Abraham Kenfa prays for his four children every night. He prays that they will get enough food and water to survive in this bone-dry desert that is so different from the green fields of home in Tigray, the northernmost region of Ethiopia. He prays that his infant daughters will live.

The twins, born premature and underweight, mew softly. The farmer’s dark-brown eyes hardly wavered from their tiny faces. He followed their delicate hands as they fluttered about in mid-air.

The refugee camp doctor diagnosed his girls with weak immune systems, leaving them susceptible to bacterial infections. In this place, where there is no food and clean water, they’re vulnerable.

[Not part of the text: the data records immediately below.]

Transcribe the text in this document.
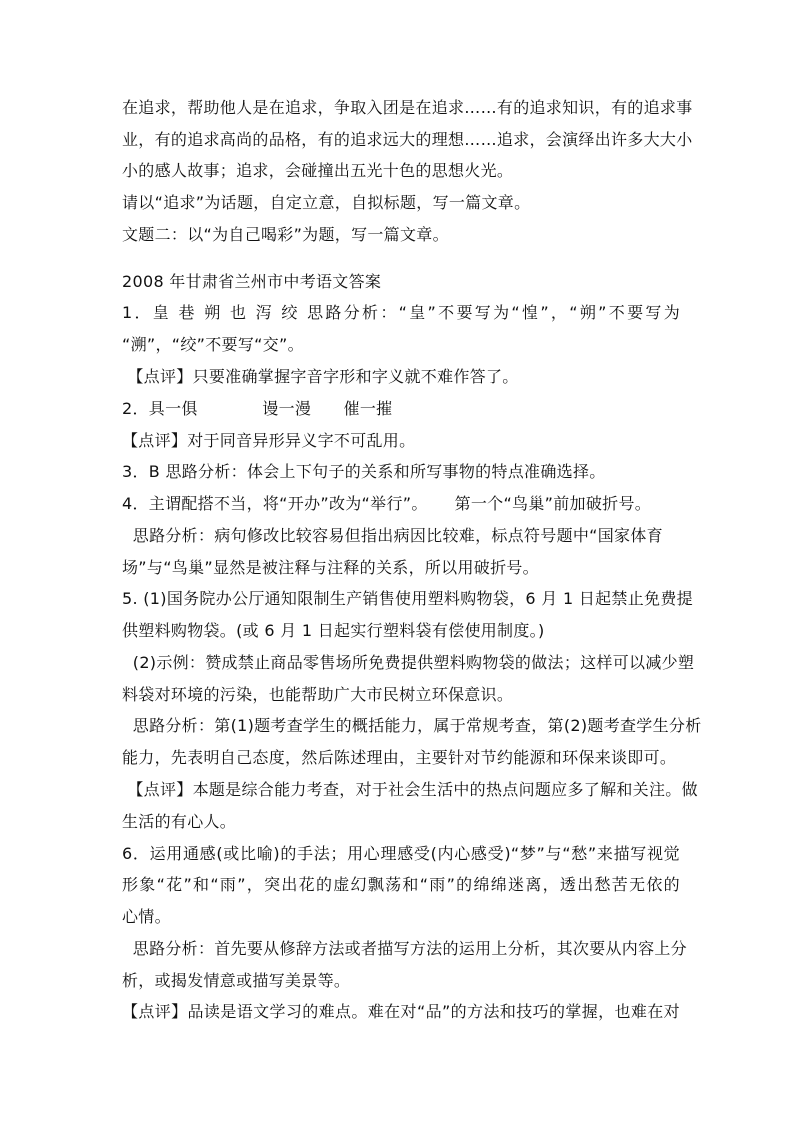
在追求，帮助他人是在追求，争取入团是在追求……有的追求知识，有的追求事
业，有的追求高尚的品格，有的追求远大的理想……追求，会演绎出许多大大小
小的感人故事；追求，会碰撞出五光十色的思想火光。
请以“追求”为话题，自定立意，自拟标题，写一篇文章。
文题二：以“为自己喝彩”为题，写一篇文章。
2008 年甘肃省兰州市中考语文答案
1．皇 巷 朔 也 泻 绞 思路分析：“皇”不要写为“惶”，“朔”不要写为
“溯”，“绞”不要写“交”。
【点评】只要准确掌握字音字形和字义就不难作答了。
2．具一俱            谩一漫      催一摧
【点评】对于同音异形异义字不可乱用。
3．B 思路分析：体会上下句子的关系和所写事物的特点准确选择。
4．主谓配搭不当，将“开办”改为“举行”。     第一个“鸟巢”前加破折号。
思路分析：病句修改比较容易但指出病因比较难，标点符号题中“国家体育
场”与“鸟巢”显然是被注释与注释的关系，所以用破折号。
5. (1)国务院办公厅通知限制生产销售使用塑料购物袋，6 月 1 日起禁止免费提
供塑料购物袋。(或 6 月 1 日起实行塑料袋有偿使用制度。)
(2)示例：赞成禁止商品零售场所免费提供塑料购物袋的做法；这样可以减少塑
料袋对环境的污染，也能帮助广大市民树立环保意识。
思路分析：第(1)题考查学生的概括能力，属于常规考查，第(2)题考查学生分析
能力，先表明自己态度，然后陈述理由，主要针对节约能源和环保来谈即可。
【点评】本题是综合能力考查，对于社会生活中的热点问题应多了解和关注。做
生活的有心人。
6．运用通感(或比喻)的手法；用心理感受(内心感受)“梦”与“愁”来描写视觉
形象“花”和“雨”，突出花的虚幻飘荡和“雨”的绵绵迷离，透出愁苦无依的
心情。
思路分析：首先要从修辞方法或者描写方法的运用上分析，其次要从内容上分
析，或揭发情意或描写美景等。
【点评】品读是语文学习的难点。难在对“品”的方法和技巧的掌握，也难在对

Abraham, 45, recalled how his wife died during childbirth as they fled from soldiers who invaded their village with guns and machetes, killing every man and boy in sight. While they hid in the cornfields, a few days later, his wife went into early labor and bled to death.

“It should have been me,” he says. “I should have been the one to die, not her. She’s a mother.”
Now a single father of four, Abraham buried his wife and other Ethiopians during his journey to Sudan. He dug graves for people he knew – neighbors and friends — and many others he didn’t know. There was a pregnant woman who died next to her husband. There was the small boy and his grandmother. The sight of the dead children was the hardest for the farmer.

There were teenagers and young children, many the same age as his youngest boy, Mickey. The soldiers had gone door to door, dragging people out of their homes. He had heard stories about the same thing happening in other villages, but he couldn’t be sure whether they were true. He and his wife were simple people, more concerned about their crops and tomorrow’s rainfall. That no longer matters.

“I’ve never seen so many people dead, killed by the soldiers,” Abraham says, “and for what?”

His family escaped by the “grace of God.” He carried his daughters, one on each arm. His oldest son, Daniel, walked beside him while Mickey sat on his shoulders. After two weeks of crossing the desert, his family arrived at the refugee camp, joining more than 60,000 thousand others fleeing the conflict in his homeland. He felt both hope and distress, eyeing the other refugees – all like him – who were uncertain about what tomorrow will bring.
Then his children’s soft cries cut through the misery, and he prayed some more.